Not a professional wood reclaimer, he just loved boards. He loved the dream of what he might make from a board snagged from an old house. The future of the board. He did make beautiful furniture. But that passion came last. Making sure we had cows around to learn from, veggie gardens, tractors, people he respected for us to work with. Making sure we had dinners and interesting guest in the coolest, ricketiest, most welcoming old house around. All came first. His art and love for boards got wedged in at odd angles.
We tore down more old shanties and barns that I can remember. The history of the board. His wood collecting still drives us. Just yesterday, my sister sent me a text message of a barn, way out in an Allendale county cypress swamp.

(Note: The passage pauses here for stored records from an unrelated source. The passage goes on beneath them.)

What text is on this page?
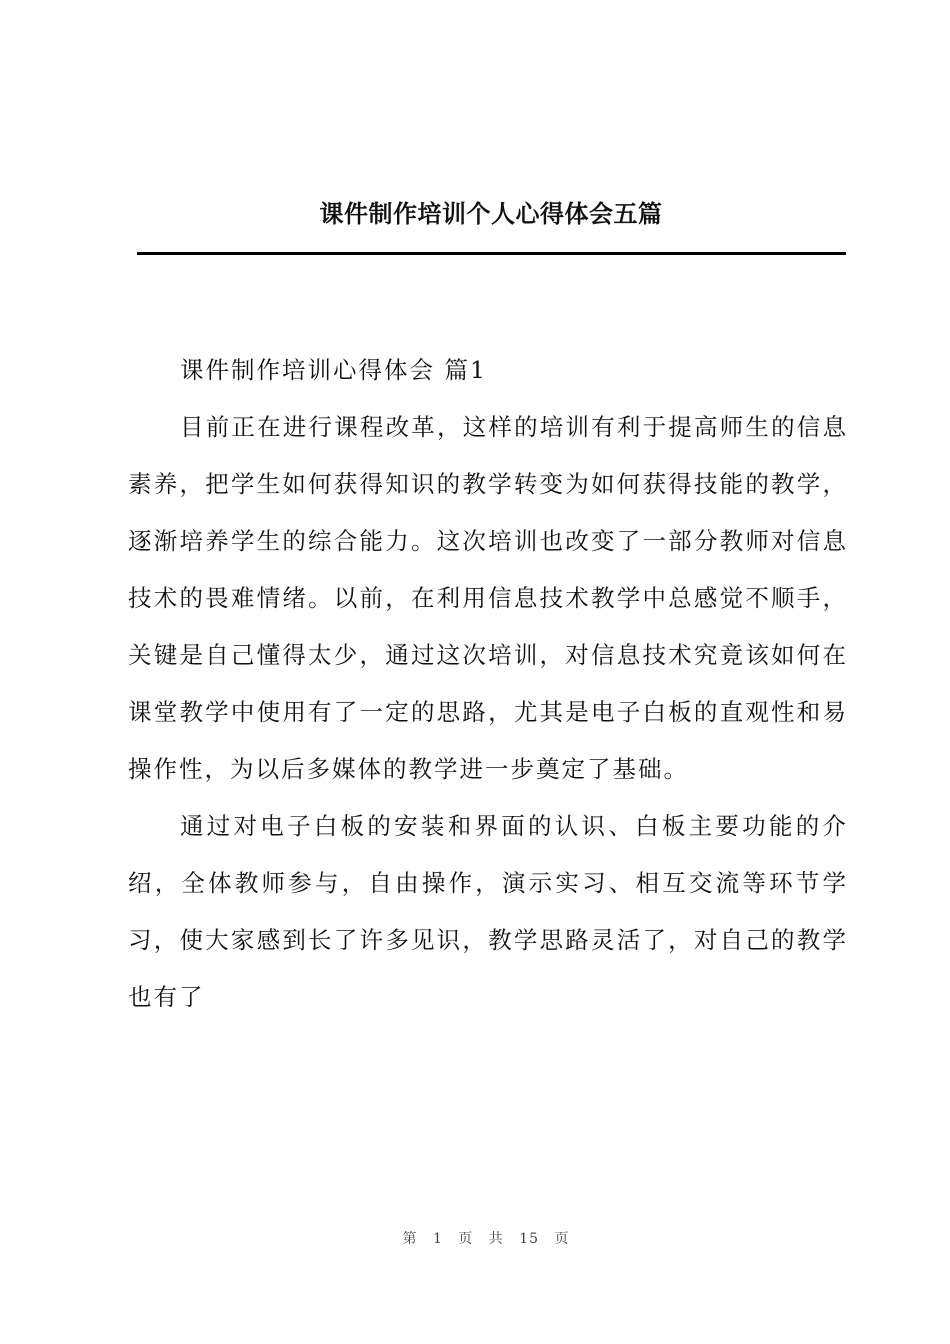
课件制作培训个人心得体会五篇

课件制作培训心得体会 篇1

目前正在进行课程改革，这样的培训有利于提高师生的信息素养，把学生如何获得知识的教学转变为如何获得技能的教学，逐渐培养学生的综合能力。这次培训也改变了一部分教师对信息技术的畏难情绪。以前，在利用信息技术教学中总感觉不顺手，关键是自己懂得太少，通过这次培训，对信息技术究竟该如何在课堂教学中使用有了一定的思路，尤其是电子白板的直观性和易操作性，为以后多媒体的教学进一步奠定了基础。

通过对电子白板的安装和界面的认识、白板主要功能的介绍，全体教师参与，自由操作，演示实习、相互交流等环节学习，使大家感到长了许多见识，教学思路灵活了，对自己的教学也有了

第 1 页 共 15 页
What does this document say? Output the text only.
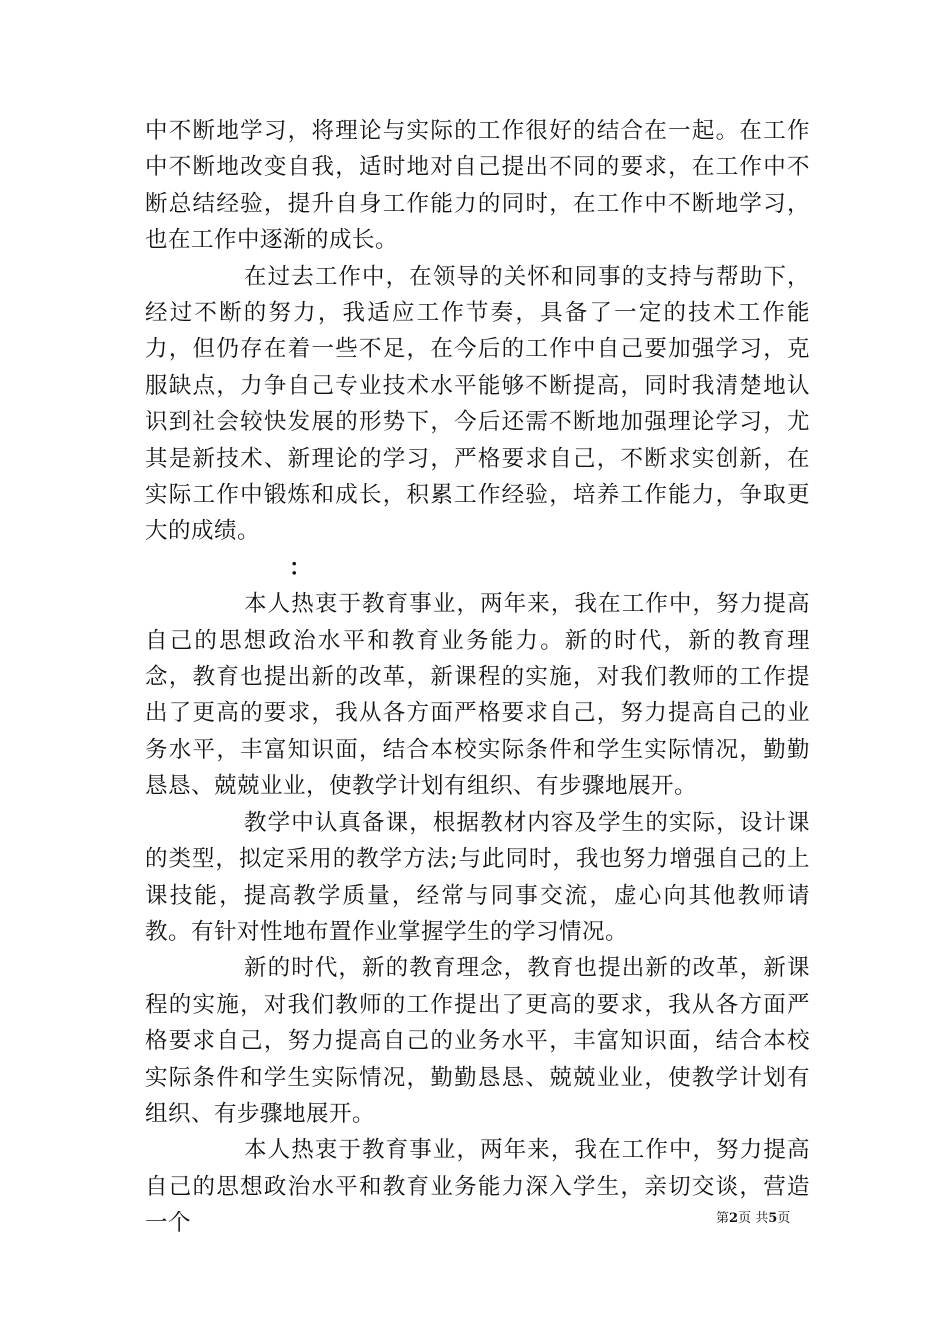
中不断地学习，将理论与实际的工作很好的结合在一起。在工作中不断地改变自我，适时地对自己提出不同的要求，在工作中不断总结经验，提升自身工作能力的同时，在工作中不断地学习，也在工作中逐渐的成长。

在过去工作中，在领导的关怀和同事的支持与帮助下，经过不断的努力，我适应工作节奏，具备了一定的技术工作能力，但仍存在着一些不足，在今后的工作中自己要加强学习，克服缺点，力争自己专业技术水平能够不断提高，同时我清楚地认识到社会较快发展的形势下，今后还需不断地加强理论学习，尤其是新技术、新理论的学习，严格要求自己，不断求实创新，在实际工作中锻炼和成长，积累工作经验，培养工作能力，争取更大的成绩。

：

本人热衷于教育事业，两年来，我在工作中，努力提高自己的思想政治水平和教育业务能力。新的时代，新的教育理念，教育也提出新的改革，新课程的实施，对我们教师的工作提出了更高的要求，我从各方面严格要求自己，努力提高自己的业务水平，丰富知识面，结合本校实际条件和学生实际情况，勤勤恳恳、兢兢业业，使教学计划有组织、有步骤地展开。

教学中认真备课，根据教材内容及学生的实际，设计课的类型，拟定采用的教学方法;与此同时，我也努力增强自己的上课技能，提高教学质量，经常与同事交流，虚心向其他教师请教。有针对性地布置作业掌握学生的学习情况。

新的时代，新的教育理念，教育也提出新的改革，新课程的实施，对我们教师的工作提出了更高的要求，我从各方面严格要求自己，努力提高自己的业务水平，丰富知识面，结合本校实际条件和学生实际情况，勤勤恳恳、兢兢业业，使教学计划有组织、有步骤地展开。

本人热衷于教育事业，两年来，我在工作中，努力提高自己的思想政治水平和教育业务能力深入学生，亲切交谈，营造一个	第2页 共5页
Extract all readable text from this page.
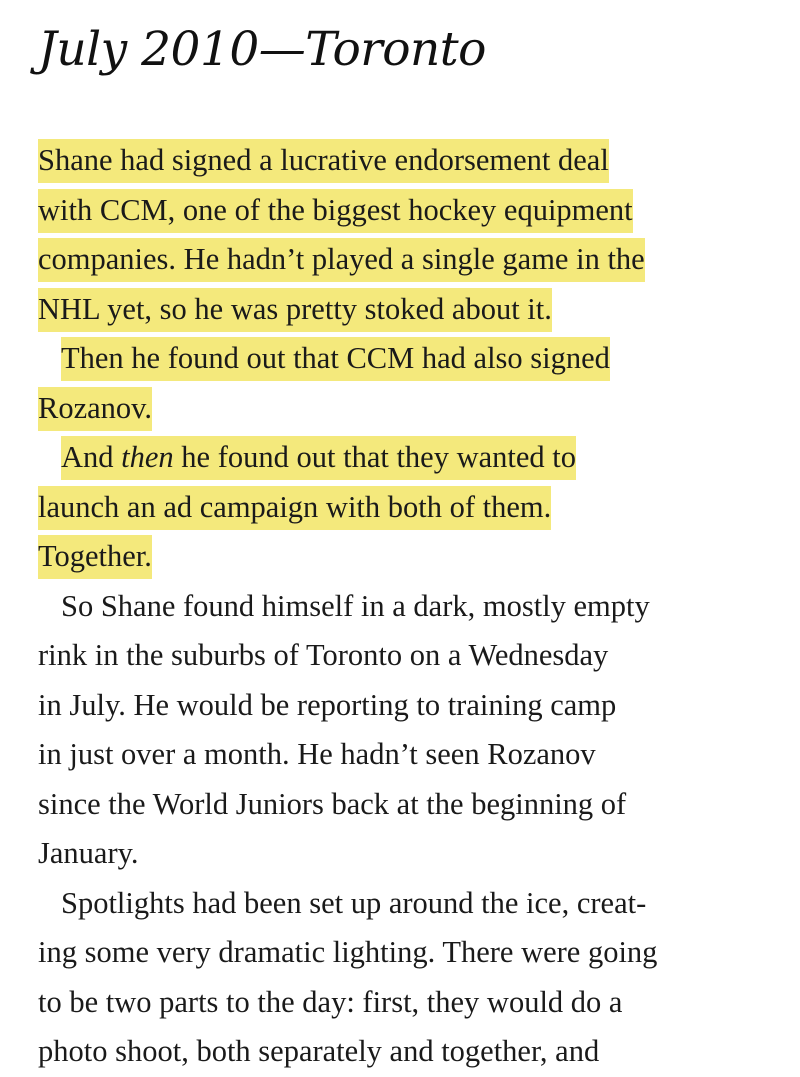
July 2010—Toronto
Shane had signed a lucrative endorsement deal
with CCM, one of the biggest hockey equipment
companies. He hadn’t played a single game in the
NHL yet, so he was pretty stoked about it.
Then he found out that CCM had also signed
Rozanov.
And then he found out that they wanted to
launch an ad campaign with both of them.
Together.
So Shane found himself in a dark, mostly empty
rink in the suburbs of Toronto on a Wednesday
in July. He would be reporting to training camp
in just over a month. He hadn’t seen Rozanov
since the World Juniors back at the beginning of
January.
Spotlights had been set up around the ice, creat-
ing some very dramatic lighting. There were going
to be two parts to the day: first, they would do a
photo shoot, both separately and together, and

He loved it, we camped in it sometimes, we planted pine seedlings all around it. Now it’s shaded by a grove of trees. I know a barn in trees in a barn abandoned. He knew the story of that barn, who built it, where the wood came from. They bought it from his Grandmother, just after they got married – and the land around it for $50 an acre. He schemed and knew exactly how we’d number the boards, tear it down and rebuild it.
Last night, a few great dad’s came over with their children, to grill out and hang out on our little farm surrounded by Daddy’s barns full of wood disarray. Bruise colored clouds rolled over the even more emerald than normal magnolia trees. In 3 minutes we’d all run inside, everybody with mayonnaise or watermelon in hand, into a dark house; trees on the power lines. We ate in the dinning room, the dinning room that for ten years, before Momma reclaimed it, was Daddy’s woodshop — cordoned off but feeding repairs in the rest of the house.
The bedrooms were too hot, the air and attic fan out of service. I slept on the screen porch all chilled from damp, damp air and a breeze that sometimes blew droplets trapped in the screen over me. Leaf noises, blowing noises, crickets and frogs make for sleep that’s deep, but not afraid of being interrupted to get up for a while, get a water, watch the lights of the power crews across the field. I love when sleep is like that. It means you don’t have to get up and get somewhere the next day.
I slept in the swing. The same noises, humidity, chills, blankets, the same porch he fixed up 30 years ago. It was like sleeping with Daddy, on a long cushion Momma made to soften the boards he’d harvested from some barn. I got to make them into a swing after he died. Thanks for dreaming this place up and teaching me that every board has a story and a future.
Over the past year, Tom, Momma and a bunch of friends and volunteers have held rebuild one of these barns. We’ve made it into a really cool studio. All the wood, all the walls, windows, doors and floors are made from wood that Daddy collected and loved. We’ll use it for tours, for drawing, for sleep overs for people who come to visit the crinum fields that are build on his gardens.